Did you try all the things suggested in the error message?
On Nov 3, 2007, at 6:50 AM, KURIYAN ARIMBOOR wrote:
> Hi
> I am running two linux redhat 4es machines (cfd004, cfd005). I want
> to use lam on these machines.
> I have installed lam on both. rsh is also working fine between two
> of them. There is no firewall active.
> But when I lamboot from cfd005 to cfd004 it is working fine.

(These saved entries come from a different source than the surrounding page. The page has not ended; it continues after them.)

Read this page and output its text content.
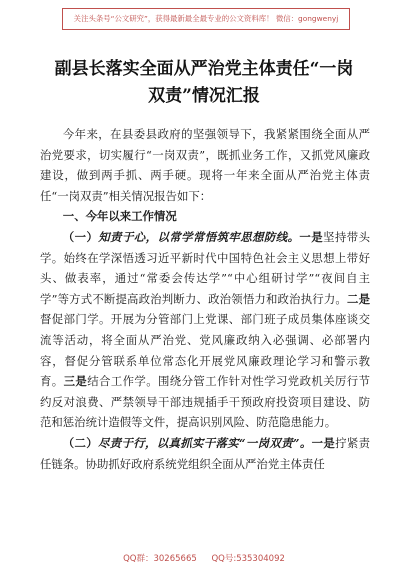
关注头条号“公文研究”，获得最新最全最专业的公文资料库！ 微信：gongwenyj
副县长落实全面从严治党主体责任“一岗
双责”情况汇报

今年来，在县委县政府的坚强领导下，我紧紧围绕全面从严治党要求，切实履行“一岗双责”，既抓业务工作，又抓党风廉政建设，做到两手抓、两手硬。现将一年来全面从严治党主体责任“一岗双责”相关情况报告如下：

一、今年以来工作情况

（一）知责于心，以常学常悟筑牢思想防线。一是坚持带头学。始终在学深悟透习近平新时代中国特色社会主义思想上带好头、做表率，通过“常委会传达学”“中心组研讨学”“夜间自主学”等方式不断提高政治判断力、政治领悟力和政治执行力。二是督促部门学。开展为分管部门上党课、部门班子成员集体座谈交流等活动，将全面从严治党、党风廉政纳入必强调、必部署内容，督促分管联系单位常态化开展党风廉政理论学习和警示教育。三是结合工作学。围绕分管工作针对性学习党政机关厉行节约反对浪费、严禁领导干部违规插手干预政府投资项目建设、防范和惩治统计造假等文件，提高识别风险、防范隐患能力。

（二）尽责于行，以真抓实干落实“一岗双责”。一是拧紧责任链条。协助抓好政府系统党组织全面从严治党主体责任

QQ群：30265665 QQ号:535304092
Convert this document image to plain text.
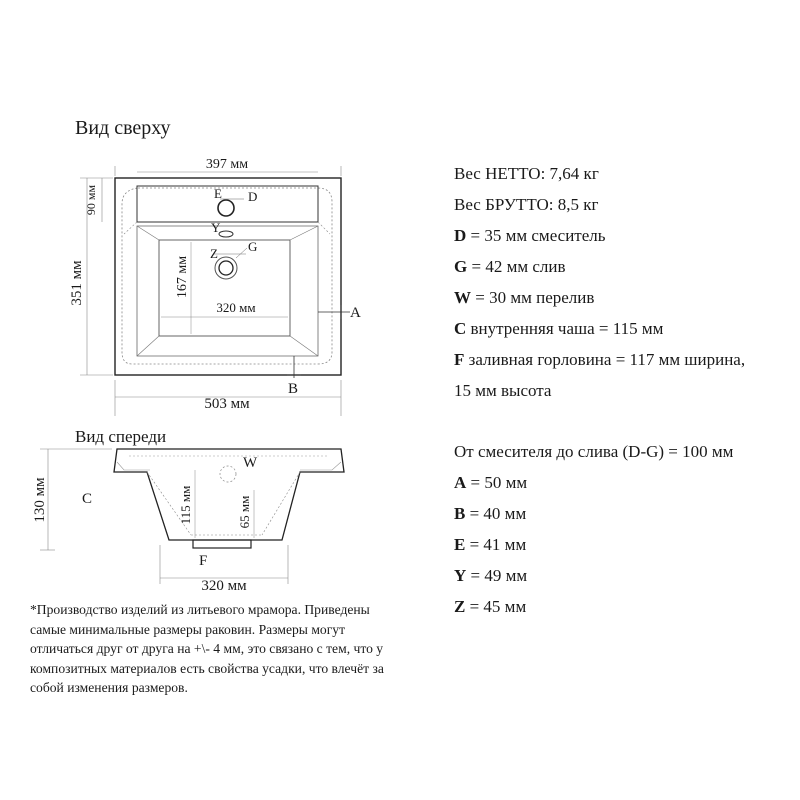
Вид сверху
397 мм
503 мм
351 мм
90 мм
167 мм
320 мм
E D
Y
Z G
A
B
Вид спереди
W
F
130 мм C	115 мм	65 мм
320 мм
Вес НЕТТО: 7,64 кг
Вес БРУТТО: 8,5 кг
D = 35 мм смеситель
G = 42 мм слив
W = 30 мм перелив
C внутренняя чаша = 115 мм
F заливная горловина = 117 мм ширина,
15 мм высота
От смесителя до слива (D-G) = 100 мм
A = 50 мм
B = 40 мм
E = 41 мм
Y = 49 мм
Z = 45 мм
*Производство изделий из литьевого мрамора. Приведены
самые минимальные размеры раковин. Размеры могут
отличаться друг от друга на +\- 4 мм, это связано с тем, что у
композитных материалов есть свойства усадки, что влечёт за
собой изменения размеров.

> But when I lamboot from cfd004 to cfd005 it is giving me error.
>
> ---------------------------------------------------------------------------------------------------------------------------------------------
> lamboot -d hosts
> n-1<23204> ssi:boot:open: opening
> n-1<23204> ssi:boot:open: opening boot module globus
> n-1<23204> ssi:boot:open: opened boot module globus
> n-1<23204> ssi:boot:open: opening boot module rsh
> n-1<23204> ssi:boot:open: opened boot module rsh
> n-1<23204> ssi:boot:open: opening boot module slurm
> n-1<23204> ssi:boot:open: opened boot module slurm
> n-1<23204> ssi:boot:select: initializing boot module slurm
> n-1<23204> ssi:boot:slurm: not running under SLURM
> n-1<23204> ssi:boot:select: boot module not available: slurm
> n-1<23204> ssi:boot:select: initializing boot module globus
> n-1<23204> ssi:boot:globus: globus-job-run not found, globus boot
> will not run
> n-1<23204> ssi:boot:select: boot module not available: globus
> n-1<23204> ssi:boot:select: initializing boot module rsh
> n-1<23204> ssi:boot:rsh: module initializing
> n-1<23204> ssi:boot:rsh:agent: rsh
> n-1<23204> ssi:boot:rsh:username: <same>
> n-1<23204> ssi:boot:rsh:verbose: 1000
> n-1<23204> ssi:boot:rsh:algorithm: linear
> n-1<23204> ssi:boot:rsh:no_n: 0
> n-1<23204> ssi:boot:rsh:no_profile: 0
> n-1<23204> ssi:boot:rsh:fast: 0
> n-1<23204> ssi:boot:rsh:ignore_stderr: 0
> n-1<23204> ssi:boot:rsh:priority: 10
> n-1<23204> ssi:boot:select: boot module available: rsh, priority: 10
> n-1<23204> ssi:boot:select: finalizing boot module slurm
> n-1<23204> ssi:boot:slurm: finalizing
> n-1<23204> ssi:boot:select: closing boot module slurm
> n-1<23204> ssi:boot:select: finalizing boot module globus
> n-1<23204> ssi:boot:globus: finalizing
> n-1<23204> ssi:boot:select: closing boot module globus
> n-1<23204> ssi:boot:select: selected boot module rsh
>
> LAM 7.1.1/MPI 2 C++/ROMIO - Indiana University
>
> n-1<23204> ssi:boot:base: looking for boot schema in following
> directories:
> n-1<23204> ssi:boot:base: <current directory>
> n-1<23204> ssi:boot:base: $TROLLIUSHOME/etc
> n-1<23204> ssi:boot:base: $LAMHOME/etc
> n-1<23204> ssi:boot:base: /usr/local/etc
> n-1<23204> ssi:boot:base: looking for boot schema file:
> n-1<23204> ssi:boot:base: hosts
> n-1<23204> ssi:boot:base: found boot schema: hosts
> n-1<23204> ssi:boot:rsh: found the following hosts:
> n-1<23204> ssi:boot:rsh: n0 cfd004 (cpu=1)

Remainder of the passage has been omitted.